Seulement voilà, alors que "Strange Highways" était l'illustration d'une reconversion parfaitement réussie, évoquant plus un "Dehumanizer" (lourd, sombre et agressif) de Black Sabbath, que des albums moyens comme "Sacred Heart" ou "Dream Evil" (sur lesquels Dio appliquait grosso modo la même formule que sur ses anthologiques "Holy Diver" et "The Last in Line" mais la magie et l'inspiration en moins), cet "Angry Machines" s'avère moins convaincant.
En ce qui me concerne, ce n'est pas vraiment un problème de style musical. En effet, j'adore les vieux Dio mais je préfère 100 fois le virage pris sur "Strange Highways" à une déclinaison inutile et penchant vers le caricatural comme ce fut le cas sur certains de ses albums précédents.

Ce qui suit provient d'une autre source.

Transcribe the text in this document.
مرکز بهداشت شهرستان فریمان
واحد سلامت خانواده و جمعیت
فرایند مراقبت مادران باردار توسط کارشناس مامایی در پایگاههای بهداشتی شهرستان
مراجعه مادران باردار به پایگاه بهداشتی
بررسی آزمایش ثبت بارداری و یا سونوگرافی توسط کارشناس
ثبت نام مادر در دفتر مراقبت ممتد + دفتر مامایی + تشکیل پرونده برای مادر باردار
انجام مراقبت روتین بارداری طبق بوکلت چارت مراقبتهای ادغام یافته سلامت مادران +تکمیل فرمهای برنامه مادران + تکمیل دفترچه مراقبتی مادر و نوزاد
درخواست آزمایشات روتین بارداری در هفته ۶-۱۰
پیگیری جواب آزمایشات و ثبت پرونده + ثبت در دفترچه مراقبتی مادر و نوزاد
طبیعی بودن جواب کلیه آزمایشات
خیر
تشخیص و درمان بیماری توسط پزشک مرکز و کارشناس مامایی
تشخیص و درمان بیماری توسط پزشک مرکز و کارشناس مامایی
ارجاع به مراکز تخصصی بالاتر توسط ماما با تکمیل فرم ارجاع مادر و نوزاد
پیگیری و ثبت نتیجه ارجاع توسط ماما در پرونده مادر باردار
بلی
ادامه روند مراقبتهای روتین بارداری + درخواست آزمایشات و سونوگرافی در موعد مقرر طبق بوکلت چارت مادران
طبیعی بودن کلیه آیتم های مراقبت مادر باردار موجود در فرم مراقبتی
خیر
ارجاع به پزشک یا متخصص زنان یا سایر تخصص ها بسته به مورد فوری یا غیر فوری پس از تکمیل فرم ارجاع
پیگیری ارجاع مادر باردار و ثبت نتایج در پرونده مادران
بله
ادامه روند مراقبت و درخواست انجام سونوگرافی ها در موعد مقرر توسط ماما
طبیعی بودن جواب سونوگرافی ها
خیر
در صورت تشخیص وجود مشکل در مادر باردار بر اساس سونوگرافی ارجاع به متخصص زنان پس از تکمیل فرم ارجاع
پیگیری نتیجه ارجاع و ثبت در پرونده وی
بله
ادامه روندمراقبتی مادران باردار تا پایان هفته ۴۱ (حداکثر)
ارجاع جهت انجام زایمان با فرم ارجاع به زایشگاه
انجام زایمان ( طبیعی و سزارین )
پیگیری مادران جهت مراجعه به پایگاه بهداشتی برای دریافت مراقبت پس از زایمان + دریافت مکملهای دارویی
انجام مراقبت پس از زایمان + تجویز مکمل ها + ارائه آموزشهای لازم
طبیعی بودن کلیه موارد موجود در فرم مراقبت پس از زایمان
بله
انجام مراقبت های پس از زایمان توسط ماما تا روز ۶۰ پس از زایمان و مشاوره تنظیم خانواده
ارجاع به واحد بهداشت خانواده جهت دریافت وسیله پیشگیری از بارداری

Non, le problème avec "Angry Machines", c'est juste qu'il manque de titres forts et de mélodies accrocheuses. Certains morceaux sont pourtant très réussis, j'aime particulièrement "Institutional Man" (bien lourde, avec une atmosphère bien pesante), "Don't Tell the Kids" (assez speed), "Golden Rules" (et son intro malaisante) ou encore la ballade au piano "This is your life" sur laquelle Dio livre une très belle performance.
Le reste de l'album est plus discutable. Certains passagent sortent du lot mais l'ensemble ne s'avère pas très mémorable. Le jeu de guitare de Tracy G. (qui m'avait pourtant séduit sur l'album précédent) manque singulièrement de finesse, et quelques-uns de ses riffs distillent davantage d'ennui que d'excitation. Des chansons comme "Stay out of my mind" ou "Dying in America" m'arrachent même de francs baillements...

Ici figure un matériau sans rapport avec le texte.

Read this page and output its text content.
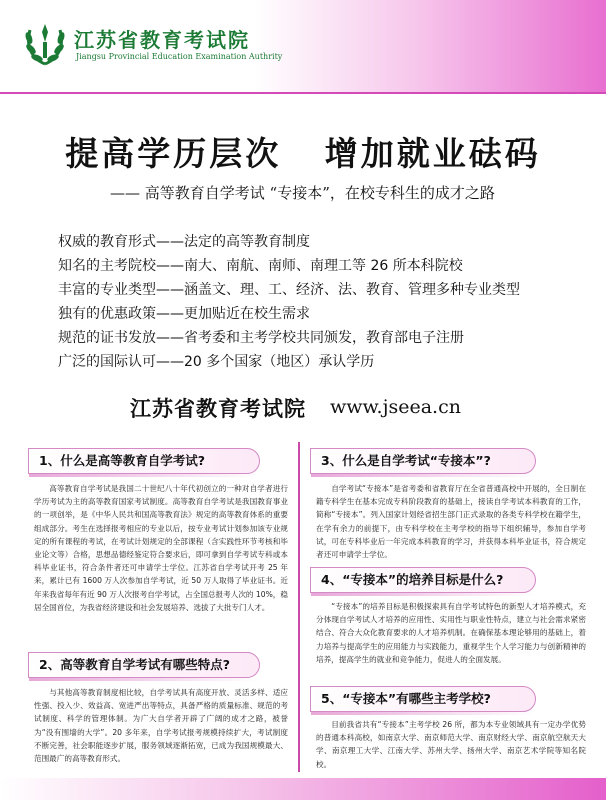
江苏省教育考试院
Jiangsu Provincial Education Examination Authrity
提高学历层次   增加就业砝码
—— 高等教育自学考试 “专接本”，在校专科生的成才之路
权威的教育形式——法定的高等教育制度
知名的主考院校——南大、南航、南师、南理工等 26 所本科院校
丰富的专业类型——涵盖文、理、工、经济、法、教育、管理多种专业类型
独有的优惠政策——更加贴近在校生需求
规范的证书发放——省考委和主考学校共同颁发，教育部电子注册
广泛的国际认可——20 多个国家（地区）承认学历
江苏省教育考试院 www.jseea.cn
1、什么是高等教育自学考试?
高等教育自学考试是我国二十世纪八十年代初创立的一种对自学者进行学历考试为主的高等教育国家考试制度。高等教育自学考试是我国教育事业的一项创举，是《中华人民共和国高等教育法》规定的高等教育体系的重要组成部分。考生在选择报考相应的专业以后，按专业考试计划参加该专业规定的所有课程的考试，在考试计划规定的全部课程（含实践性环节考核和毕业论文等）合格，思想品德经鉴定符合要求后，即可拿到自学考试专科或本科毕业证书，符合条件者还可申请学士学位。江苏省自学考试开考 25 年来，累计已有 1600 万人次参加自学考试，近 50 万人取得了毕业证书。近年来我省每年有近 90 万人次报考自学考试，占全国总报考人次的 10%，稳居全国首位，为我省经济建设和社会发展培养、选拔了大批专门人才。
2、高等教育自学考试有哪些特点?
与其他高等教育制度相比较，自学考试具有高度开放、灵活多样、适应性强、投入少、效益高、宽进严出等特点，具备严格的质量标准、规范的考试制度、科学的管理体制。为广大自学者开辟了广阔的成才之路，被誉为“没有围墙的大学”。20 多年来，自学考试报考规模持续扩大，考试制度不断完善，社会职能逐步扩展，服务领域逐渐拓宽，已成为我国规模最大、范围最广的高等教育形式。
3、什么是自学考试“专接本”?
自学考试“专接本”是省考委和省教育厅在全省普通高校中开展的，全日制在籍专科学生在基本完成专科阶段教育的基础上，接读自学考试本科教育的工作，简称“专接本”。列入国家计划经省招生部门正式录取的各类专科学校在籍学生，在学有余力的前提下，由专科学校在主考学校的指导下组织辅导，参加自学考试，可在专科毕业后一年完成本科教育的学习，并获得本科毕业证书，符合规定者还可申请学士学位。
4、“专接本”的培养目标是什么?
“专接本”的培养目标是积极探索具有自学考试特色的新型人才培养模式，充分体现自学考试人才培养的应用性、实用性与职业性特点，建立与社会需求紧密结合、符合大众化教育要求的人才培养机制。在确保基本理论够用的基础上，着力培养与提高学生的应用能力与实践能力，重视学生个人学习能力与创新精神的培养，提高学生的就业和竞争能力，促进人的全面发展。
5、“专接本”有哪些主考学校?
目前我省共有“专接本”主考学校 26 所，都为本专业领域具有一定办学优势的普通本科高校，如南京大学、南京师范大学、南京财经大学、南京航空航天大学、南京理工大学、江南大学、苏州大学、扬州大学、南京艺术学院等知名院校。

Je trouve toujours ce disque assez intéressant malgré tout. Son propos et sa production un peu séche et brute n'ont pas forcément convaincu ceux qui auraient voulu entendre quelque chose de plus ample, lyrique ou épique... je comprends.

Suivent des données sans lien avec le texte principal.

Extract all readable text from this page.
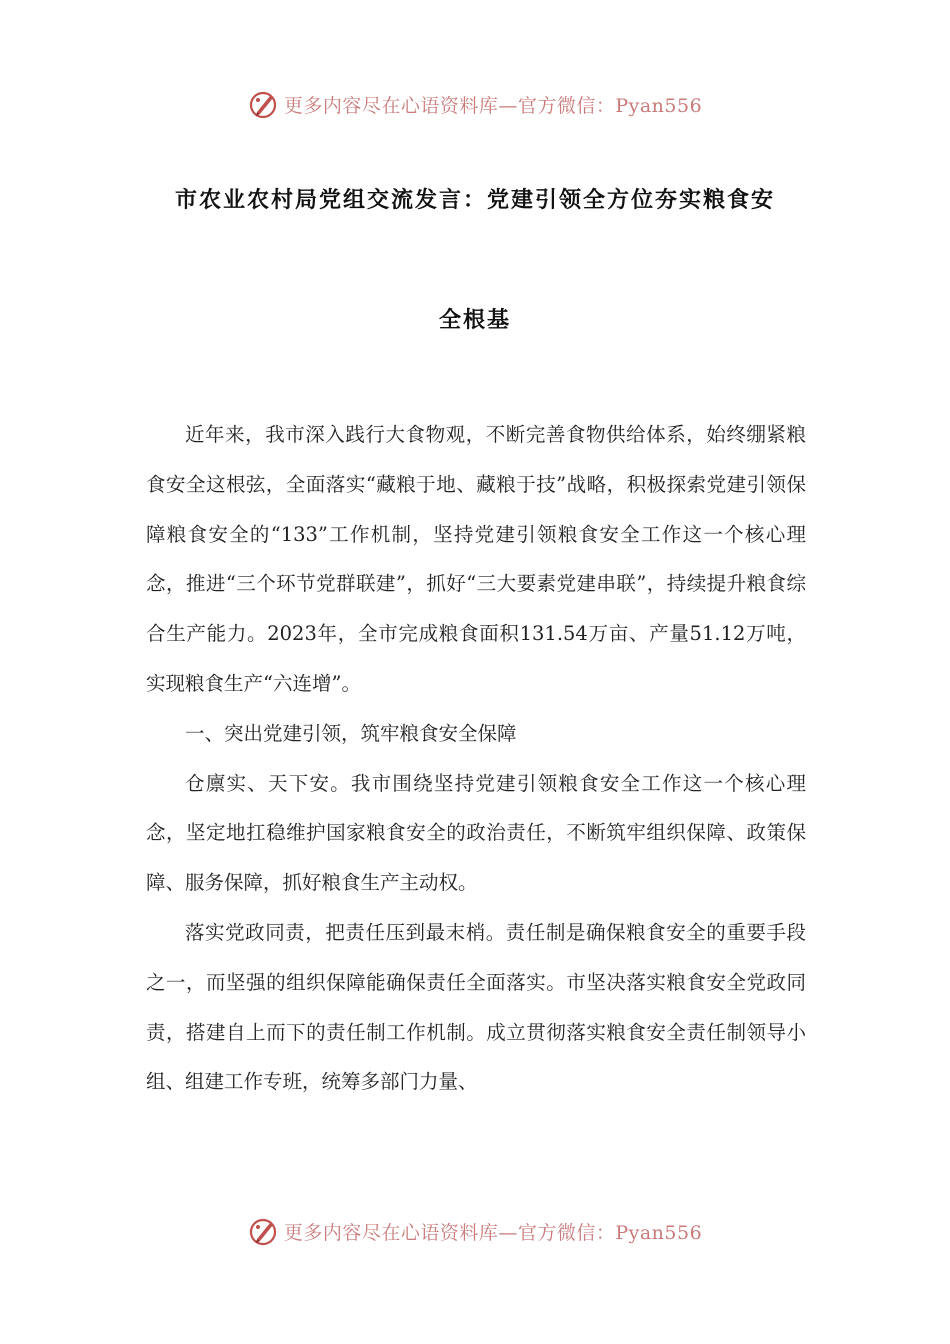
更多内容尽在心语资料库—官方微信：Pyan556
市农业农村局党组交流发言：党建引领全方位夯实粮食安
全根基

近年来，我市深入践行大食物观，不断完善食物供给体系，始终绷紧粮食安全这根弦，全面落实“藏粮于地、藏粮于技”战略，积极探索党建引领保障粮食安全的“133”工作机制，坚持党建引领粮食安全工作这一个核心理念，推进“三个环节党群联建”，抓好“三大要素党建串联”，持续提升粮食综合生产能力。2023年，全市完成粮食面积131.54万亩、产量51.12万吨，实现粮食生产“六连增”。

一、突出党建引领，筑牢粮食安全保障

仓廪实、天下安。我市围绕坚持党建引领粮食安全工作这一个核心理念，坚定地扛稳维护国家粮食安全的政治责任，不断筑牢组织保障、政策保障、服务保障，抓好粮食生产主动权。

落实党政同责，把责任压到最末梢。责任制是确保粮食安全的重要手段之一，而坚强的组织保障能确保责任全面落实。市坚决落实粮食安全党政同责，搭建自上而下的责任制工作机制。成立贯彻落实粮食安全责任制领导小组、组建工作专班，统筹多部门力量、

更多内容尽在心语资料库—官方微信：Pyan556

Une moitié de disque demeure cependant très réussie et vaut la peine qu'on se repenche dessus, il me semble. Cela dit, je suis tout à fait d'accord pour admettre qu'il ne s'agit absolument pas d'un des meilleurs albums de ce grand chanteur.
D'ailleurs, faute de réel intérêt de la part des fans pour cette nouvelle direction, Ronnie James Dio rappellera finalement ses dragons et le style de musique pratiqué dans les 80's sur des albums comme "Magica" (2000) ou "Killing the Dragon" (2002). C'est un peu triste (car pas très surprenant)... mais tellement compréhensible.